A professora de gerontologia observa que os exercícios cognitivos costumam ser mais efetivos quando feitos em grupo, seja com familiares ou com outros idosos. Um problema que ela aponta, porém, é que às vezes, na tentativa de ajudar, os familiares de uma pessoa idosa podem acabar atrapalhando. 


“O que a gente observa é que muitas famílias se preocupam com uma possível piora do desempenho cognitivo dos familiares, e sem respaldo profissional buscam atividades na internet, mas é importante ter cuidado com o que se encontra lá”, aconselha Thais. Isso não significa que é necessário sempre procurar orientação profissional, mas ela costuma aumentar a efetividade dos exercícios.


Já Tânia destaca que, muitas vezes, existem formas melhores da família ajudar os idosos: “conversar é o mais importante para quem convive com um idoso, não deixar essa pessoa como se fosse à parte. Pedir para contar histórias, jogar junto, cantar junto, organizar fotos. São coisas cognitivas e afetivas”.


“Os familiares não podem ver os idosos como incapazes, por mais que possam ter alguma deficiência ou algo que não esteja bem, eles têm outras capacidades que estão ok, devem ver onde podem colaborar com isso. É muito triste ver as pessoas mais jovens querendo deixar os idosos fazendo nada”, afirma.


Além dos familiares, é válido que os idosos mantenham o contato com seus amigos, e também busquem conhecer novos amigos, pensando não apenas nos estímulos para o cérebro que isso traz, mas também na redução da solidão e na importância afetiva desse contato.


Os centros comunitários, clubes, grupos em redes sociais, chamadas em vídeo e outros locais de contato são importantes para isso, mas Thais observa que ainda falta um investimento público para criação de espaços físicos, o que limita a quantidade de idosos que podem ter essas novas experiências, no geral os de parcelas mais ricas da população.

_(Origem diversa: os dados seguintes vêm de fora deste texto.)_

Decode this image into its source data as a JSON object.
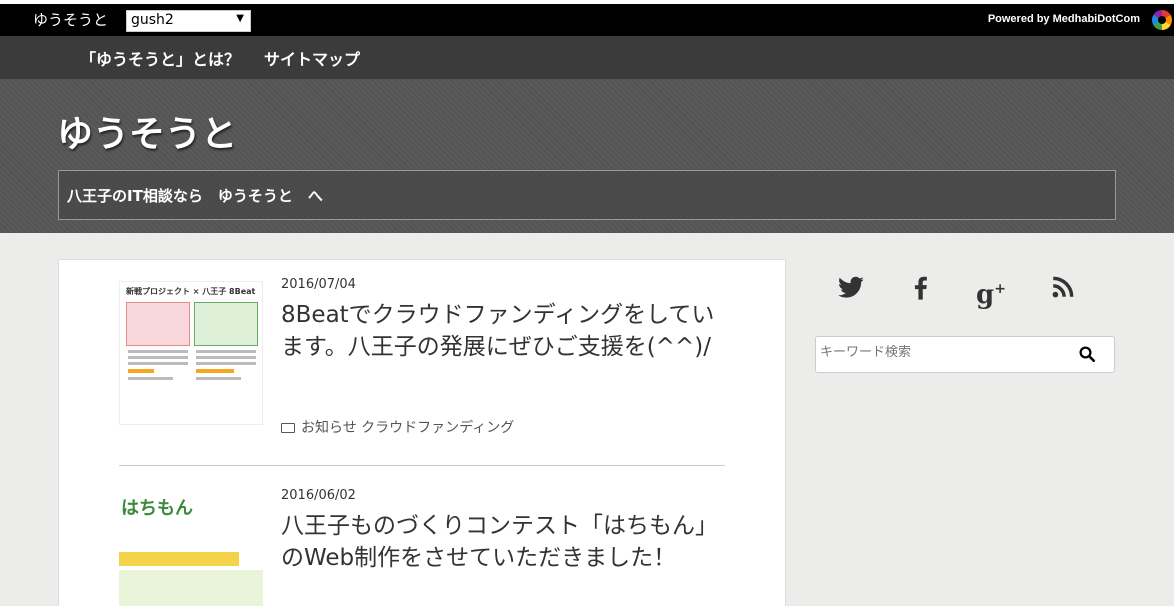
{
  "topbar": {
    "site_name": "ゆうそうと",
    "site_select": "gush2",
    "powered_by": "Powered by MedhabiDotCom"
  },
  "nav": {
    "items": [
      {
        "label": "「ゆうそうと」とは？"
      },
      {
        "label": "サイトマップ"
      }
    ]
  },
  "header": {
    "title": "ゆうそうと",
    "tagline": "八王子のIT相談なら　ゆうそうと　へ"
  },
  "posts": [
    {
      "date": "2016/07/04",
      "title": "8Beatでクラウドファンディングをしています。八王子の発展にぜひご支援を(^^)/",
      "categories": "お知らせ クラウドファンディング",
      "thumb_header": "新戦プロジェクト × 八王子 8Beat"
    },
    {
      "date": "2016/06/02",
      "title": "八王子ものづくりコンテスト「はちもん」のWeb制作をさせていただきました！",
      "thumb_logo": "はちもん"
    }
  ],
  "sidebar": {
    "social": [
      "twitter-icon",
      "facebook-icon",
      "google-plus-icon",
      "rss-icon"
    ],
    "search_placeholder": "キーワード検索"
  }
}
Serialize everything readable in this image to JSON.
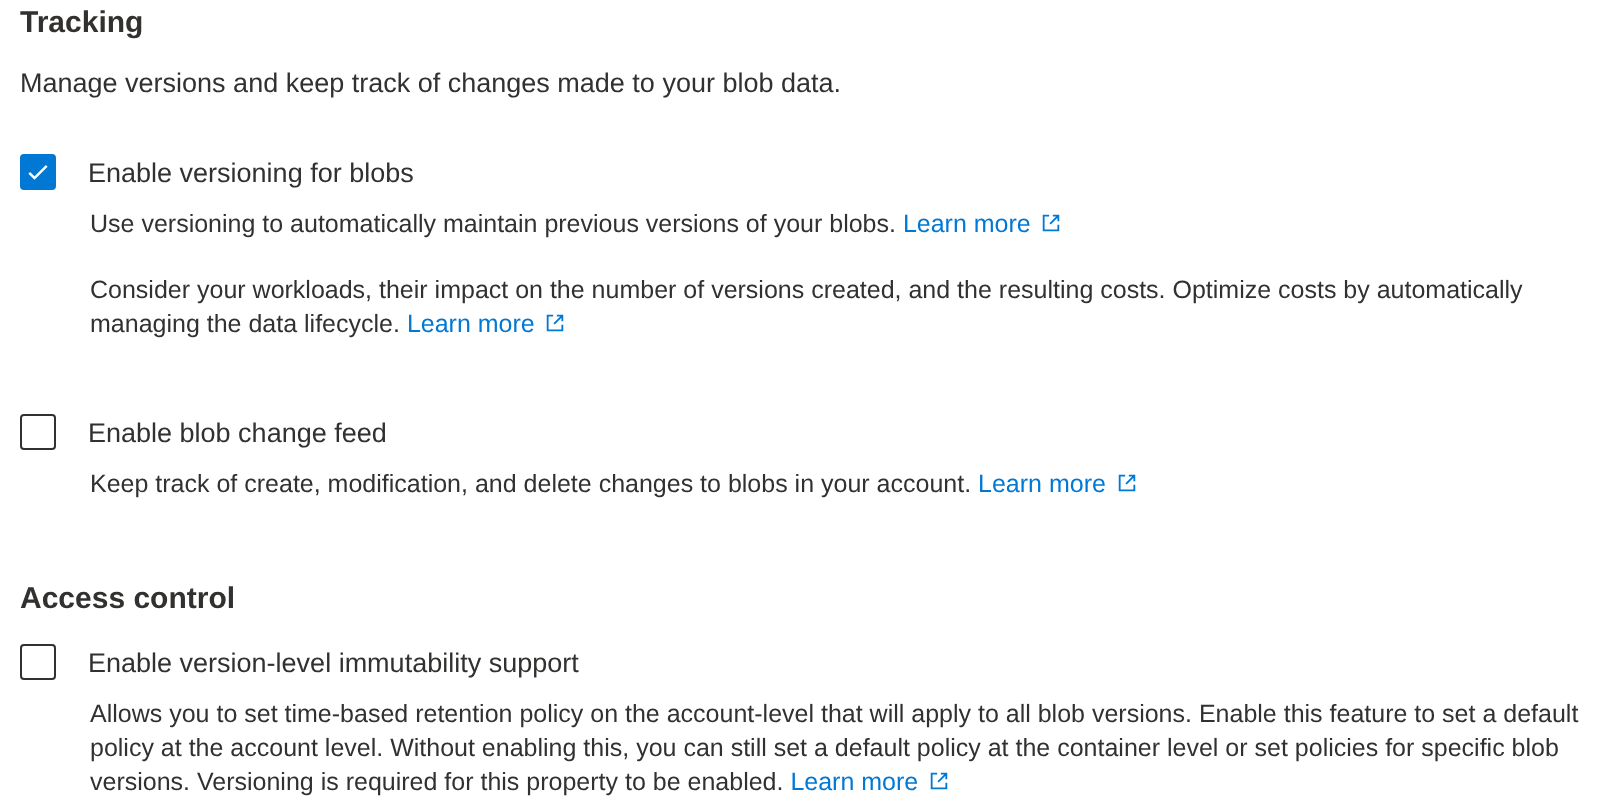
{
  "sections": [
    {
      "title": "Tracking",
      "description": "Manage versions and keep track of changes made to your blob data.",
      "options": [
        {
          "label": "Enable versioning for blobs",
          "checked": true,
          "paragraphs": [
            {
              "text": "Use versioning to automatically maintain previous versions of your blobs.",
              "link": "Learn more"
            },
            {
              "text": "Consider your workloads, their impact on the number of versions created, and the resulting costs. Optimize costs by automatically managing the data lifecycle.",
              "link": "Learn more"
            }
          ]
        },
        {
          "label": "Enable blob change feed",
          "checked": false,
          "paragraphs": [
            {
              "text": "Keep track of create, modification, and delete changes to blobs in your account.",
              "link": "Learn more"
            }
          ]
        }
      ]
    },
    {
      "title": "Access control",
      "options": [
        {
          "label": "Enable version-level immutability support",
          "checked": false,
          "paragraphs": [
            {
              "text": "Allows you to set time-based retention policy on the account-level that will apply to all blob versions. Enable this feature to set a default policy at the account level. Without enabling this, you can still set a default policy at the container level or set policies for specific blob versions. Versioning is required for this property to be enabled.",
              "link": "Learn more"
            }
          ]
        }
      ]
    }
  ]
}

“Existem poucos serviços específicos considerando a complexidade do Estado de São Paulo, falta uma oferta de mais serviços, o que obriga um deslocamento maior para fazer essas atividades. Essas limitações precisam ser supridas com políticas públicas voltadas para essas pessoas idosas”, opina a professora. 


O objetivo final, segundo a professora, é permitir que a pessoa idosa tenha uma boa qualidade de vida e possa envelhecer bem: “a ideia é que o idoso possa manter autonomia e independência, então precisa ver o que facilita e promove isso, focando em um estilo de vida saudável, boa qualidade de sono, exercícios e na estimulação cognitiva”.